Here some some quotes from Wolff's webpage that VDARE.com readers may find of interest:

Class War

However, labor shortages inside the US had long frustrated employers (even when they used massive immigration waves, automation, and other weapons of class war). When, by the 1970s, those conditions finally shifted (computerization and globalization reduced the demand for labor while women and new immigration increased the supply of laborers), employers stopped raising real wages with all the results discussed above.

Capitalist Crisis and the Return to Marx

Most important was the global opening up of vast new sources of relatively cheap labor (especially in and also immigrating from the former ”second” and ”third” worlds). Just as technological changes drove up the productivity of labor, real wages were prevented from rising. Whenever productivity rises while real wages stagnate, the result is an explosion of the capitalist surplus

An Interview with Economist Richard Wolff

Then, two things produced more workers looking for these fewer jobs: the massive movement of American women into the paid labor market and waves of immigration–people wanting to participate in the 150-year rising real wage. This confluence produced labor market conditions that had US employers, for the first time, in the enviable situation of no longer being required to raise wages to acquire or keep employees.
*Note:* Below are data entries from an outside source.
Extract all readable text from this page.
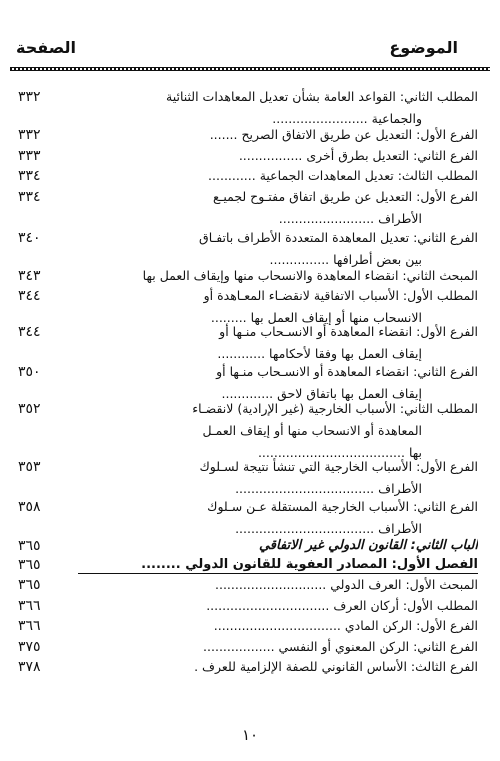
الموضوع
الصفحة
المطلب الثاني: القواعد العامة بشأن تعديل المعاهدات الثنائية
والجماعية ........................
٣٣٢
الفرع الأول: التعديل عن طريق الاتفاق الصريح .......
٣٣٢
الفرع الثاني: التعديل بطرق أخرى ................
٣٣٣
المطلب الثالث: تعديل المعاهدات الجماعية ............
٣٣٤
الفرع الأول: التعديل عن طريق اتفاق مفتـوح لجميـع
الأطراف ........................
٣٣٤
الفرع الثاني: تعديل المعاهدة المتعددة الأطراف باتفـاق
بين بعض أطرافها ...............
٣٤٠
المبحث الثاني: انقضاء المعاهدة والانسحاب منها وإيقاف العمل بها
٣٤٣
المطلب الأول: الأسباب الاتفاقية لانقضـاء المعـاهدة أو
الانسحاب منها أو إيقاف العمل بها .........
٣٤٤
الفرع الأول: انقضاء المعاهدة أو الانسـحاب منـها أو
إيقاف العمل بها وفقا لأحكامها ............
٣٤٤
الفرع الثاني: انقضاء المعاهدة أو الانسـحاب منـها أو
إيقاف العمل بها باتفاق لاحق .............
٣٥٠
المطلب الثاني: الأسباب الخارجية (غير الإرادية) لانقضـاء
المعاهدة أو الانسحاب منها أو إيقاف العمـل
بها .....................................
٣٥٢
الفرع الأول: الأسباب الخارجية التي تنشأ نتيجة لسـلوك
الأطراف ...................................
٣٥٣
الفرع الثاني: الأسباب الخارجية المستقلة عـن سـلوك
الأطراف ...................................
٣٥٨
الباب الثاني: القانون الدولي غير الاتفاقي
٣٦٥
الفصل الأول: المصادر العفوية للقانون الدولي ........
٣٦٥
المبحث الأول: العرف الدولي ............................
٣٦٥
المطلب الأول: أركان العرف ...............................
٣٦٦
الفرع الأول: الركن المادي ................................
٣٦٦
الفرع الثاني: الركن المعنوي أو النفسي ..................
٣٧٥
الفرع الثالث: الأساس القانوني للصفة الإلزامية للعرف .
٣٧٨
١٠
And they stopped doing so.

Capitalism Hits the Fan Movie

Sometime during the 1970s things began to change. First, the introduction of computers led to rising productivity but without increased job creation or rising wages. Second, a second great wave of massive immigration led to more competition for jobs. Third, outsourcing became available to capital as a way to drive down costs and put a ceiling on pay packets. Fourth, foreign competition from low-wage areas hurt both domestic and foreign sales. This brought the long wave of rising wages to a screeching halt.

As a result of the above, workers’ real wages have leveled off from the 1970s (and even declined more recently) to present.

The Economic Crisis: A Marxian Interpretation

Computerization of most workplaces across the country, starting in the 1970s, also changed the supply and demand conditions in labor markets to the detriment of real wages. Massive immigration in search of jobs and the American dream, actively abetted and abused by countless employers, likewise operated to undermine real wage increases

The New Reading of Karl Marx’s Capital in the United States

During the last quarter century, US capitalists achieved extraordinary control over the federal state apparatus. They defeated and then badly weakened the trade union, left, and generally socially progressive forces. Starting in the mid-1970s, the federal state took massive, sustained steps to (1) improve the size of the surplus appropriated by capitalist industrial corporations, and (2) cut taxes on that surplus so that more of it became available to secure their other conditions of existence. The state undermined trade unions, slowed the growth of public employment, reduced state services for workers’ families, facilitated immigration, and expanded subsidies for technological changes that reduced capitalist demands for labour power. The effects of such state policies, coupled with corporate initiatives to enhance profitability, produced a long-term decline in real wages across the quarter century.